Colón Reyes, author of the book “La herencia de la exclusión,” which addresses the impact on poverty of different public policies, including the imposition of the Financial Oversight and Management Board in Puerto Rico, said, “What the board comes to do is to establish a process that had already been taking place in Puerto Rico since the 1990s with the implementation of neoliberal policies.” 

She referred to the privatization measures and dismissal of public employees adopted by Govs. Pedro Rosselló-González and Luis Fortuño-Burset, which were later confirmed under Gov. Ricardo Rosselló-Nevárez’s tenure, supported by the fiscal board.

“For all intents and purposes, it’s the board that governs because it’s the board that’s deciding; the one that has financial control of the government, the one that decides where to invest or not invest in the island, the one that establishes what the cuts will be.

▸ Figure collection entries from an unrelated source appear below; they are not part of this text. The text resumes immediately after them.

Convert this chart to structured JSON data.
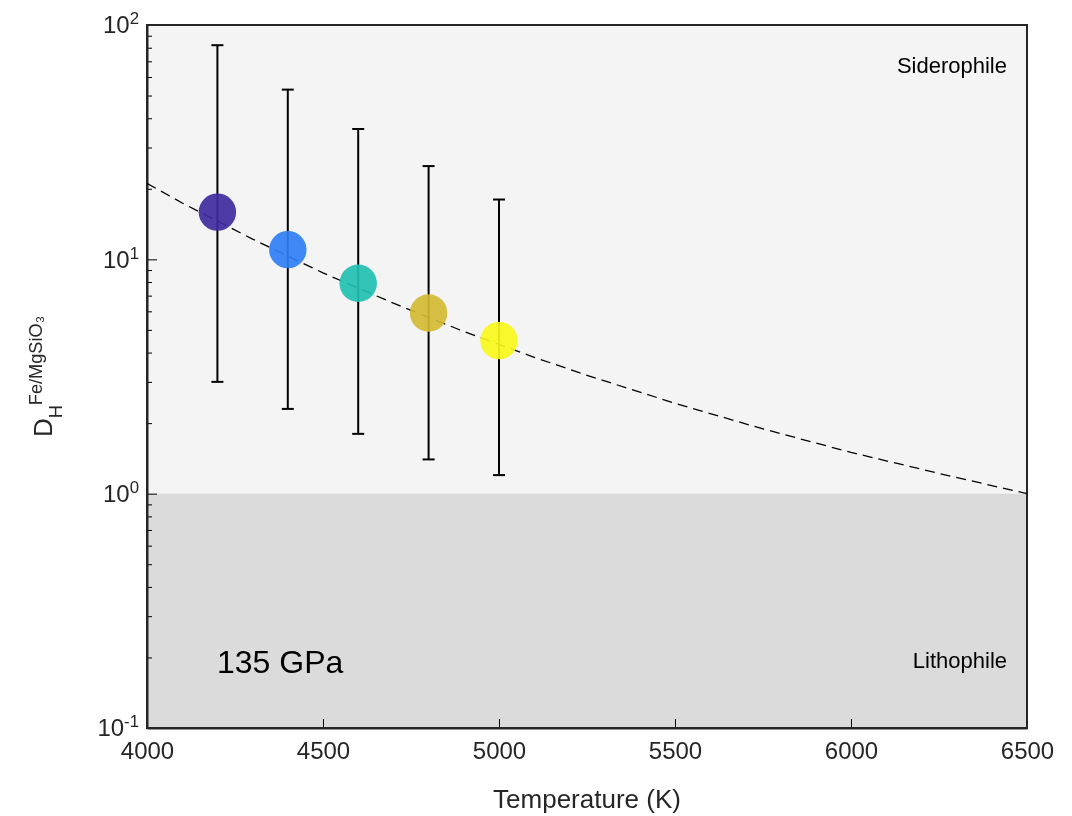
{
  "chart_data": {
    "type": "scatter",
    "xlabel": "Temperature (K)",
    "ylabel": "D$_{H}$$^{Fe/MgSiO₃}$",
    "log": "y",
    "xlim": [
      4000,
      6500
    ],
    "xticks": [
      4000,
      4500,
      5000,
      5500,
      6000,
      6500
    ],
    "ylim": [
      0.1,
      100
    ],
    "yticks": [
      {
        "value": 0.1,
        "label": "10$^{-1}$"
      },
      {
        "value": 0.2,
        "label": null
      },
      {
        "value": 0.3,
        "label": null
      },
      {
        "value": 0.4,
        "label": null
      },
      {
        "value": 0.5,
        "label": null
      },
      {
        "value": 0.6,
        "label": null
      },
      {
        "value": 0.7,
        "label": null
      },
      {
        "value": 0.8,
        "label": null
      },
      {
        "value": 0.9,
        "label": null
      },
      {
        "value": 1,
        "label": "10$^{0}$"
      },
      {
        "value": 2,
        "label": null
      },
      {
        "value": 3,
        "label": null
      },
      {
        "value": 4,
        "label": null
      },
      {
        "value": 5,
        "label": null
      },
      {
        "value": 6,
        "label": null
      },
      {
        "value": 7,
        "label": null
      },
      {
        "value": 8,
        "label": null
      },
      {
        "value": 9,
        "label": null
      },
      {
        "value": 10,
        "label": "10$^{1}$"
      },
      {
        "value": 20,
        "label": null
      },
      {
        "value": 30,
        "label": null
      },
      {
        "value": 40,
        "label": null
      },
      {
        "value": 50,
        "label": null
      },
      {
        "value": 60,
        "label": null
      },
      {
        "value": 70,
        "label": null
      },
      {
        "value": 80,
        "label": null
      },
      {
        "value": 90,
        "label": null
      },
      {
        "value": 100,
        "label": "10$^{2}$"
      }
    ],
    "bands": [
      {
        "axis": "y",
        "from": 1,
        "to": 100,
        "label": "Siderophile",
        "color": "#f4f4f4"
      },
      {
        "axis": "y",
        "from": 0.1,
        "to": 1,
        "label": "Lithophile",
        "color": "#dbdbdb"
      }
    ],
    "series": [
      {
        "type": "line",
        "color": "#000000",
        "line_style": "dashed",
        "x": [
          4000,
          4100,
          4300,
          4500,
          4700,
          4900,
          5100,
          5250,
          5500,
          5750,
          6000,
          6250,
          6500
        ],
        "values": [
          21.1,
          17.4,
          12.2,
          8.75,
          6.5,
          4.92,
          3.82,
          3.2,
          2.43,
          1.89,
          1.5,
          1.22,
          1.0
        ]
      },
      {
        "marker": "circle",
        "x": [
          4200,
          4400,
          4600,
          4800,
          5000
        ],
        "values": [
          15.9,
          11,
          7.9,
          5.9,
          4.5
        ],
        "colors": [
          "#3f2a9e",
          "#2f7ff5",
          "#21bfb0",
          "#d2ba33",
          "#f7f71a"
        ],
        "errors": [
          [
            3.0,
            82
          ],
          [
            2.3,
            53
          ],
          [
            1.8,
            36
          ],
          [
            1.4,
            25
          ],
          [
            1.2,
            18
          ]
        ]
      }
    ],
    "annotations": [
      "135 GPa"
    ]
  }
}
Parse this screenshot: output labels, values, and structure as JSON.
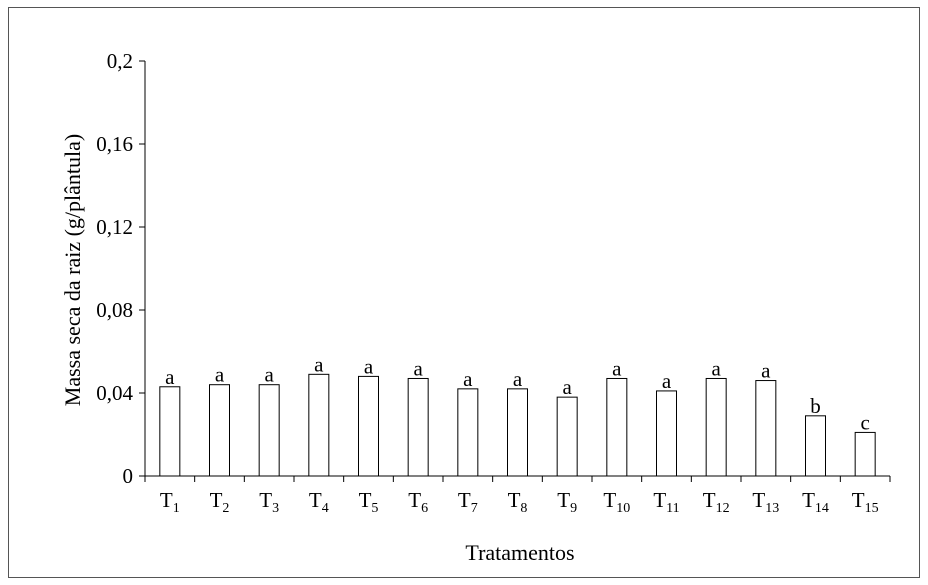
{
  "chart_data": {
    "type": "bar",
    "title": "",
    "xlabel": "Tratamentos",
    "ylabel": "Massa seca da raiz (g/plântula)",
    "ylim": [
      0,
      0.2
    ],
    "yticks": [
      0,
      0.04,
      0.08,
      0.12,
      0.16,
      0.2
    ],
    "ytick_labels": [
      "0",
      "0,04",
      "0,08",
      "0,12",
      "0,16",
      "0,2"
    ],
    "categories": [
      {
        "base": "T",
        "sub": "1"
      },
      {
        "base": "T",
        "sub": "2"
      },
      {
        "base": "T",
        "sub": "3"
      },
      {
        "base": "T",
        "sub": "4"
      },
      {
        "base": "T",
        "sub": "5"
      },
      {
        "base": "T",
        "sub": "6"
      },
      {
        "base": "T",
        "sub": "7"
      },
      {
        "base": "T",
        "sub": "8"
      },
      {
        "base": "T",
        "sub": "9"
      },
      {
        "base": "T",
        "sub": "10"
      },
      {
        "base": "T",
        "sub": "11"
      },
      {
        "base": "T",
        "sub": "12"
      },
      {
        "base": "T",
        "sub": "13"
      },
      {
        "base": "T",
        "sub": "14"
      },
      {
        "base": "T",
        "sub": "15"
      }
    ],
    "values": [
      0.043,
      0.044,
      0.044,
      0.049,
      0.048,
      0.047,
      0.042,
      0.042,
      0.038,
      0.047,
      0.041,
      0.047,
      0.046,
      0.029,
      0.021
    ],
    "annotations": [
      "a",
      "a",
      "a",
      "a",
      "a",
      "a",
      "a",
      "a",
      "a",
      "a",
      "a",
      "a",
      "a",
      "b",
      "c"
    ],
    "grid": false,
    "bar_fill": "#ffffff",
    "bar_stroke": "#000000"
  }
}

And they’re cuts that, some of them, have been scaled back or minimized because people are out on the streets and people are continually protesting,” said Colón Reyes.

The sociologist believes the consequences are not only financial or political but also of the state of mind, how people feel helpless in the situation, protesting, taking cases to court, spending resources and “wasting time in the search for solutions” about a power that is totally inquisitive, that doesn’t give us space to look for consensual alternatives.”

Activist Velázquez, a member of the Jornada Se Acabaron las Promesas, said she was not surprised to see the documents in black and white that confirm many of the complaints that her organization has made in recent years.

She explained that the Jornada’s critical work has evolved from proving that the board does not fulfill the promise of ending Puerto Rico’s problems, but rather contributes to them, to projecting the entity as a dictatorial one and exposing that its decisions have deteriorated all the services of daily life and make the Puerto Rican people suffer.

Valentín, a CPI journalist focused on overseeing the board and the bankruptcy process, said the news coverage about that body has declined compared to its first years, even though the entity continues to make daily decisions, and the process of getting information is becoming increasingly complicated.

“It’s in that limbo where there’s no remedy for journalists to be able to request and get that public information, even though under Puerto Rico’s regulations it’s public,” said Valentín, who also studied law.

He said the federal judicial decision established a “horrible precedent” because the board decides what is and is not given without any remedy to get that information, and with justifications that are not acceptable under the Puerto Rico or U.S. legal systems.